Je veux que les gens réfléchissent au sujet de ma musique, que ça leur apporte une vraie émotion, mais aussi qu’ils se débrident. C’est à dire qu’ils se libèrent et se lâchent, fassent des choses sans contrôle. En fait, qu’ils matent un film.
Tu vis et travailles au même endroit. dans un studio. Quel est ton rapport entre le lieu et le travail ?
Je m’enferme, je me mets dans le noir avec ma petite lumière rouge et voilà, après je compose dans la concentration. Je suis dans le rouge, j’adore ! Je fais ça depuis pas très longtemps mais je me rends compte qu’une ambiance, dans la musique et dans la composition, c’est super important. Dans mon studio, je crée ma bulle, je m’évade du monde extérieur pour me recentrer sur ce que je fais moi.
Quels sont les goût d’un vendéen ? IAM, NTM ou Le Roi Heenok ?
(rire) Le Roi Heenok c’est cool mais bon, c’est pas sérieux.
IAM direct. NTM j’ai voulu écouter quand j’étais petit mais seulement Ma Benz me plaisait. NTM, ce sont les parisiens qui écoutent ça ! C’est inconscient mais il faut assumer que ta ville joue sur ce que tu aimes et ce que tu écoutes. Pour moi c’était une autre vision des choses. Tout mon entourage en province écoutait IAM. Je sais pas, c’est un goût collectif. Quand je voyais le clip Petit Frère et puis que j’écoutais l’album en entier, je pétais un câble.

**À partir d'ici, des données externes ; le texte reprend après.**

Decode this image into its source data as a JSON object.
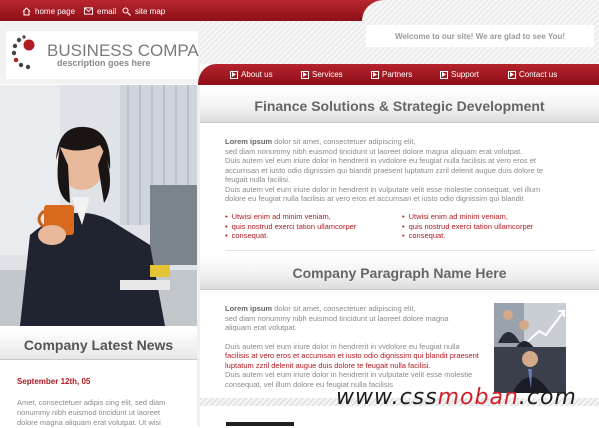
{
  "top_links": [
    {
      "label": "home page",
      "icon": "home-icon"
    },
    {
      "label": "email",
      "icon": "email-icon"
    },
    {
      "label": "site map",
      "icon": "sitemap-icon"
    }
  ],
  "logo": {
    "title": "BUSINESS COMPANY",
    "description": "description goes here"
  },
  "welcome": "Welcome to our site! We are glad to see You!",
  "nav": [
    "About us",
    "Services",
    "Partners",
    "Support",
    "Contact us"
  ],
  "section1": {
    "title": "Finance Solutions & Strategic Development",
    "lead_bold": "Lorem ipsum",
    "lead_rest": " dolor sit amet, consectetuer adipiscing elit,",
    "lines": [
      "sed diam nonummy nibh euismod tincidunt ut laoreet dolore magna aliquam erat volutpat.",
      "Duis autem vel eum iriure dolor in hendrerit in vvdolore eu feugiat nulla facilisis at vero eros et",
      "accumsan et iusto odio dignissim qui blandit praesent luptatum zzril delenit augue duis dolore te",
      "feugait nulla facilisi.",
      "Duis autem vel eum iriure dolor in hendrerit in vulputate velit esse molestie consequat, vel illum",
      "dolore eu feugiat nulla facilisis at vero eros et accumsan et iusto odio dignissim qui blandit"
    ],
    "bullets_left": [
      "Utwisi enim ad minim veniam,",
      "quis nostrud exerci tation ullamcorper",
      "consequat."
    ],
    "bullets_right": [
      "Utwisi enim ad minim veniam,",
      "quis nostrud exerci tation ullamcorper",
      "consequat."
    ]
  },
  "section2": {
    "title": "Company Paragraph Name Here",
    "lead_bold": "Lorem ipsum",
    "lead_rest": " dolor sit amet, consectetuer adipiscing elit,",
    "lines_a": [
      "sed diam nonummy nibh euismod tincidunt ut laoreet dolore magna",
      "aliquam erat volutpat."
    ],
    "line_b1": "Duis autem vel eum iriure dolor in hendrerit in vvdolore eu feugiat nulla",
    "red_lines": [
      "facilisis at vero eros et accumsan et iusto odio dignissim qui blandit praesent",
      "luptatum zzril delenit augue duis dolore te feugait nulla facilisi."
    ],
    "lines_c": [
      "Duis autem vel eum iriure dolor in hendrerit in vulputate velit esse molestie",
      "consequat, vel illum dolore eu feugiat nulla facilisis"
    ]
  },
  "news": {
    "title": "Company Latest News",
    "date": "September 12th, 05",
    "text": "Amet, consectetuer adipis cing elit, sed diam nonummy nibh euismod tincidunt ut laoreet dolore magna aliquam erat volutpat. Ut wisi"
  },
  "watermark": {
    "part1": "www.css",
    "part2": "moban",
    "part3": ".com"
  },
  "colors": {
    "accent": "#b01a22",
    "nav": "#9e1720"
  }
}
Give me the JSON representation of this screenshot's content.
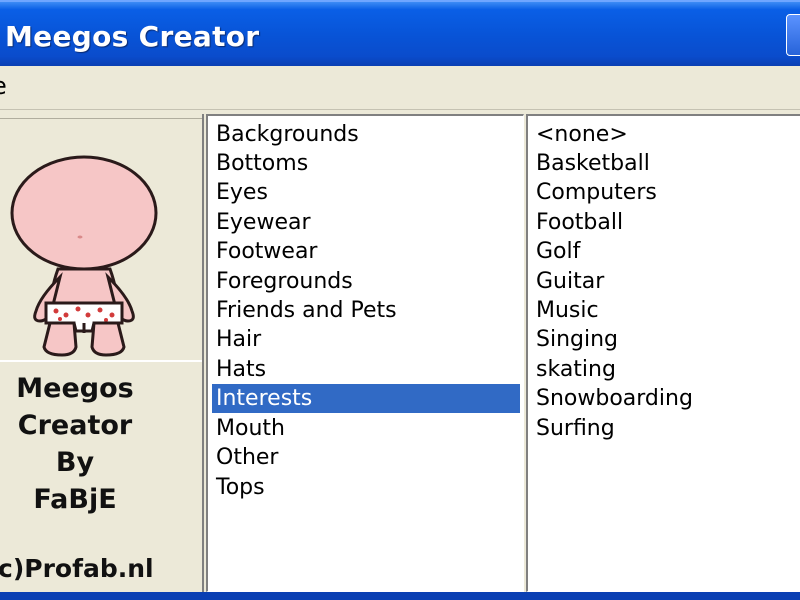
{
  "window": {
    "title": "Meegos Creator"
  },
  "menu": {
    "items": [
      {
        "label": "e"
      }
    ]
  },
  "credit": {
    "lines": [
      "Meegos",
      "Creator",
      "By",
      "FaBjE"
    ],
    "copyright": "c)Profab.nl"
  },
  "categories": {
    "items": [
      "Backgrounds",
      "Bottoms",
      "Eyes",
      "Eyewear",
      "Footwear",
      "Foregrounds",
      "Friends and Pets",
      "Hair",
      "Hats",
      "Interests",
      "Mouth",
      "Other",
      "Tops"
    ],
    "selected": "Interests"
  },
  "interests": {
    "items": [
      "<none>",
      "Basketball",
      "Computers",
      "Football",
      "Golf",
      "Guitar",
      "Music",
      "Singing",
      "skating",
      "Snowboarding",
      "Surfing"
    ]
  },
  "colors": {
    "titlebar": "#0853d6",
    "selection": "#316ac5",
    "skin": "#f6c6c6",
    "underwear_dots": "#d23b3b",
    "face": "#ece9d8"
  }
}
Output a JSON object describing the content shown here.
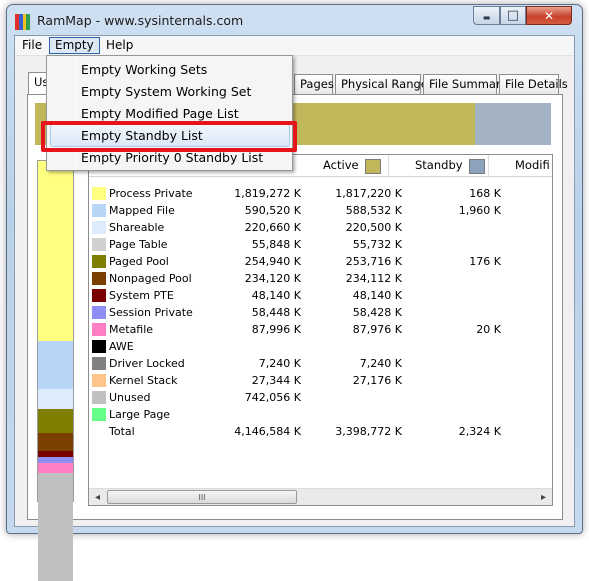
{
  "window": {
    "title": "RamMap - www.sysinternals.com",
    "min_glyph": "▬",
    "max_glyph": "□",
    "close_glyph": "✕",
    "app_icon_colors": [
      "#e0302a",
      "#3a60d0",
      "#f0c020",
      "#30a050"
    ]
  },
  "menubar": {
    "items": [
      "File",
      "Empty",
      "Help"
    ]
  },
  "empty_menu": {
    "items": [
      "Empty Working Sets",
      "Empty System Working Set",
      "Empty Modified Page List",
      "Empty Standby List",
      "Empty Priority 0 Standby List"
    ],
    "highlighted": "Empty Standby List"
  },
  "tabs": {
    "items": [
      "Use",
      "Pages",
      "Physical Ranges",
      "File Summary",
      "File Details"
    ],
    "visible_fragments": [
      "Us",
      "Pages",
      "Physical Ranges",
      "File Summary",
      "File Details"
    ],
    "selected": "Use"
  },
  "top_bar": {
    "colors": [
      "#c0b75a",
      "#a3b3c3"
    ]
  },
  "left_bar": {
    "colors": [
      "#ffff80",
      "#b7d6f7",
      "#dcecfc",
      "#7e7e00",
      "#7b3f00",
      "#7a0000",
      "#8e8ef5",
      "#ff7fc2",
      "#c0c0c0"
    ]
  },
  "list": {
    "columns": [
      "Active",
      "Standby",
      "Modified"
    ],
    "column_header_fragments": [
      "Active",
      "Standby",
      "Modifi"
    ],
    "column_colors": {
      "active": "#c0b75a",
      "standby": "#8da3bd"
    },
    "rows": [
      {
        "label": "Process Private",
        "color": "#ffff80",
        "total": "1,819,272 K",
        "active": "1,817,220 K",
        "standby": "168 K"
      },
      {
        "label": "Mapped File",
        "color": "#b7d6f7",
        "total": "590,520 K",
        "active": "588,532 K",
        "standby": "1,960 K"
      },
      {
        "label": "Shareable",
        "color": "#dcecfc",
        "total": "220,660 K",
        "active": "220,500 K",
        "standby": ""
      },
      {
        "label": "Page Table",
        "color": "#d0d0d0",
        "total": "55,848 K",
        "active": "55,732 K",
        "standby": ""
      },
      {
        "label": "Paged Pool",
        "color": "#7e7e00",
        "total": "254,940 K",
        "active": "253,716 K",
        "standby": "176 K"
      },
      {
        "label": "Nonpaged Pool",
        "color": "#7b3f00",
        "total": "234,120 K",
        "active": "234,112 K",
        "standby": ""
      },
      {
        "label": "System PTE",
        "color": "#7a0000",
        "total": "48,140 K",
        "active": "48,140 K",
        "standby": ""
      },
      {
        "label": "Session Private",
        "color": "#8e8ef5",
        "total": "58,448 K",
        "active": "58,428 K",
        "standby": ""
      },
      {
        "label": "Metafile",
        "color": "#ff7fc2",
        "total": "87,996 K",
        "active": "87,976 K",
        "standby": "20 K"
      },
      {
        "label": "AWE",
        "color": "#000000",
        "total": "",
        "active": "",
        "standby": ""
      },
      {
        "label": "Driver Locked",
        "color": "#808080",
        "total": "7,240 K",
        "active": "7,240 K",
        "standby": ""
      },
      {
        "label": "Kernel Stack",
        "color": "#ffc48a",
        "total": "27,344 K",
        "active": "27,176 K",
        "standby": ""
      },
      {
        "label": "Unused",
        "color": "#c0c0c0",
        "total": "742,056 K",
        "active": "",
        "standby": ""
      },
      {
        "label": "Large Page",
        "color": "#66ff88",
        "total": "",
        "active": "",
        "standby": ""
      },
      {
        "label": "Total",
        "color": "",
        "total": "4,146,584 K",
        "active": "3,398,772 K",
        "standby": "2,324 K"
      }
    ]
  },
  "scrollbar": {
    "left_arrow": "◂",
    "right_arrow": "▸",
    "grip": "III"
  },
  "annotation": {
    "color": "#e8141c"
  }
}
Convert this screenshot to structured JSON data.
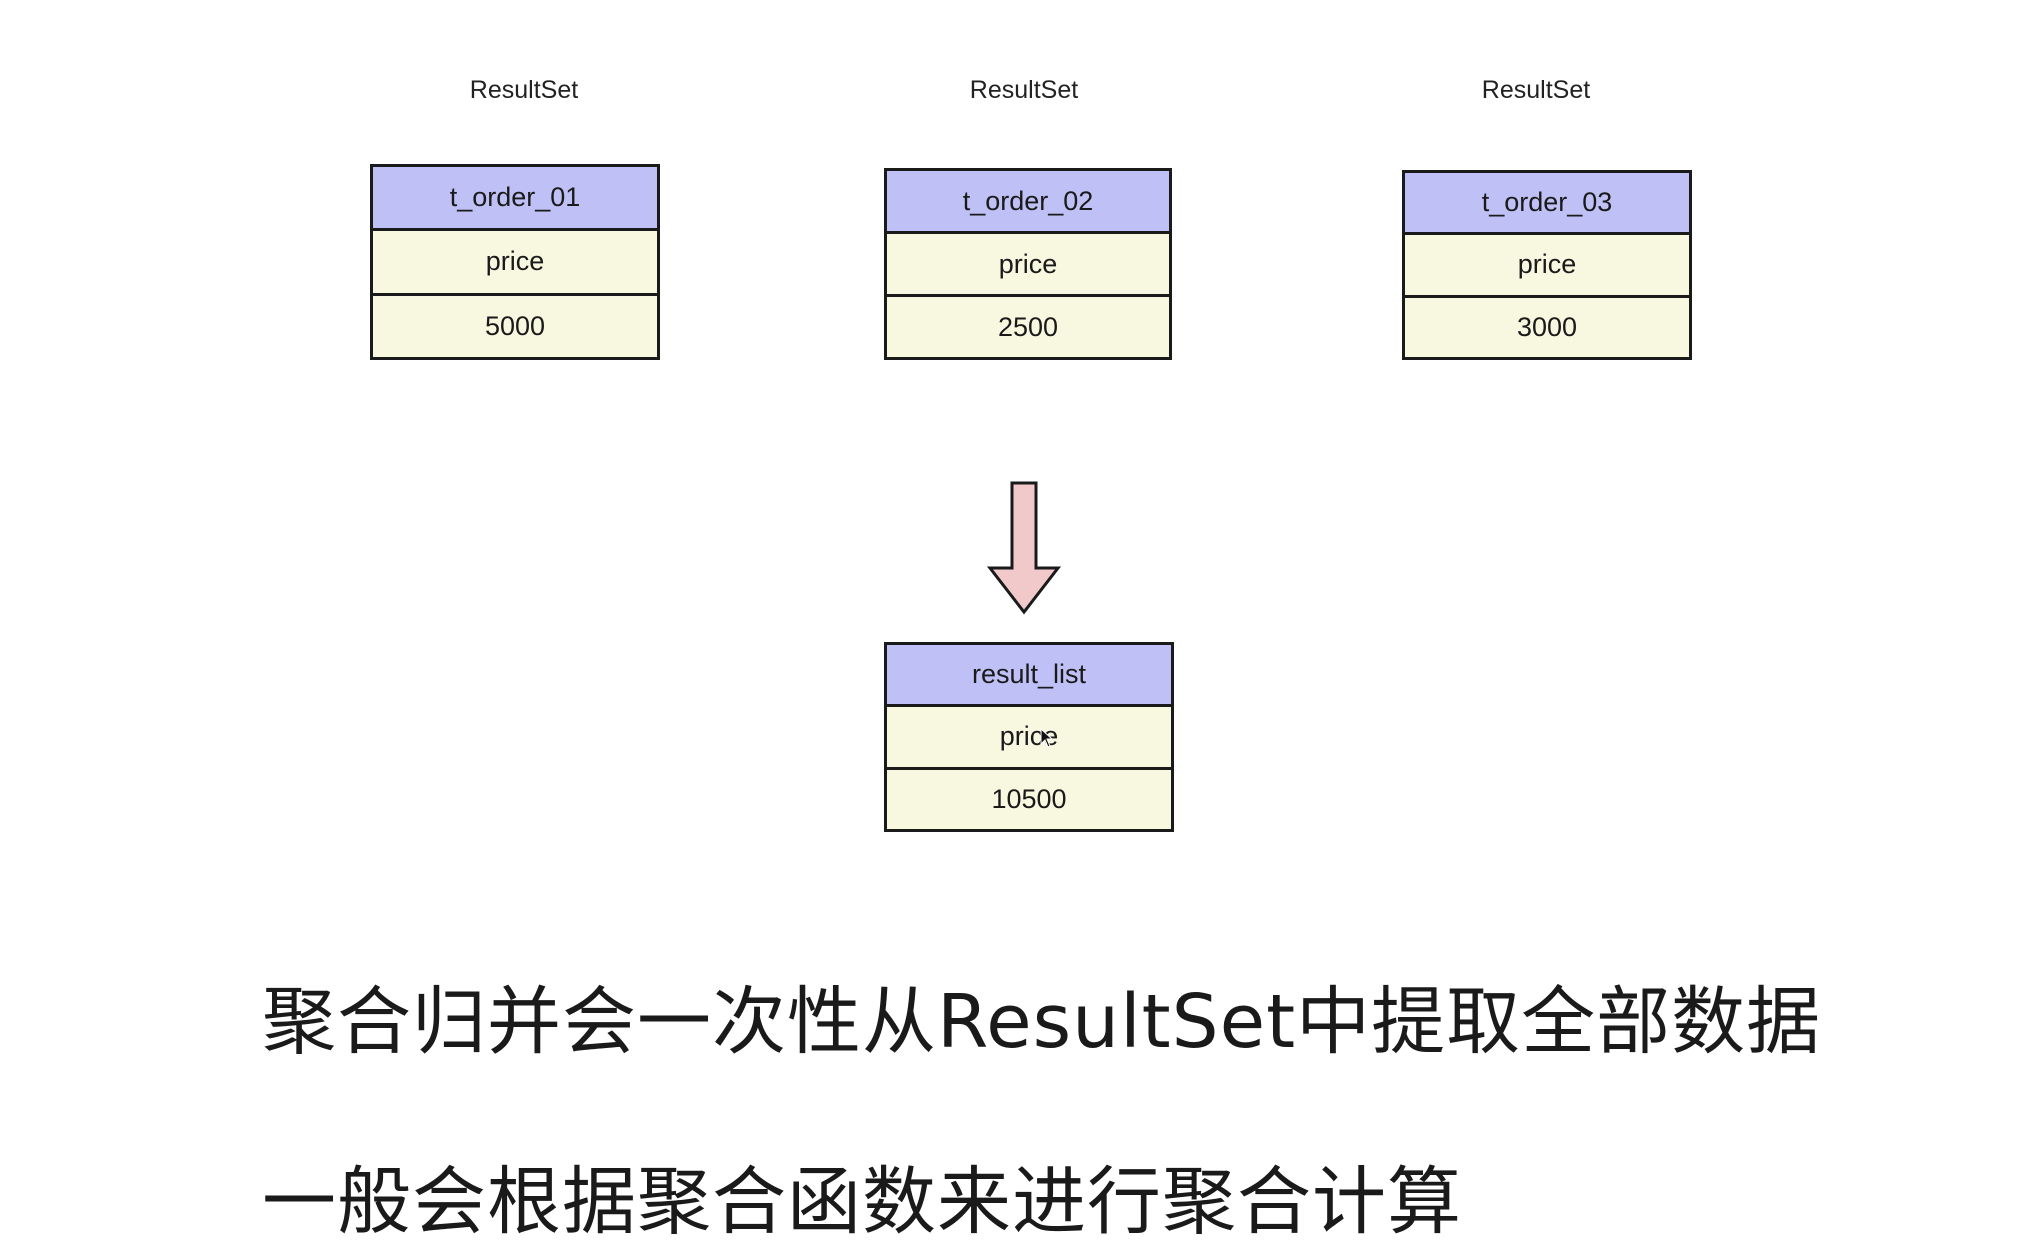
{
  "tables": [
    {
      "label": "ResultSet",
      "header": "t_order_01",
      "field": "price",
      "value": "5000"
    },
    {
      "label": "ResultSet",
      "header": "t_order_02",
      "field": "price",
      "value": "2500"
    },
    {
      "label": "ResultSet",
      "header": "t_order_03",
      "field": "price",
      "value": "3000"
    }
  ],
  "result": {
    "header": "result_list",
    "field": "price",
    "value": "10500"
  },
  "captions": [
    "聚合归并会一次性从ResultSet中提取全部数据",
    "一般会根据聚合函数来进行聚合计算"
  ],
  "icons": {
    "arrow": "down-arrow-icon",
    "cursor": "mouse-cursor-icon"
  },
  "colors": {
    "header_fill": "#bfc0f5",
    "body_fill": "#f8f7e0",
    "arrow_fill": "#f2c9cb"
  }
}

Pour moi, ce qui ferait peut-être la différence entre ta musique et celle d’autres beatmakers c’est ton sens du rythme. Tu répètes, tu ralentis, tu fais bugger, tu casses brutalement le beat. Quel regard portes-tu sur ton beat dans tes sons?
Exactement ! Ce que tu décris là c’est l’effet de surprise ; c’est super important !
La surprise c’est la réussite : une boucle courte qui enchaîne sur des sons qui partent dans tous les sens. Tu n’as pas envie d’acheter un album pour entendre la même chose qu’il y a deux semaines. C’est ce qui plait à tout le monde : la surprise, que ce soit dans la musique ou le cinéma. Donc j’essaye de me renouveler sur chaque EP, rester dans une même ligne sans lasser l’oreille. C’est ce qu’il y a de plus difficile.
Ta musique semple apparaitre sous différentes couleurs musicales, parfois romantique, parfois onirique, parfois sombre. Quel serait le lien entre ces ambiances musicales et toi-même?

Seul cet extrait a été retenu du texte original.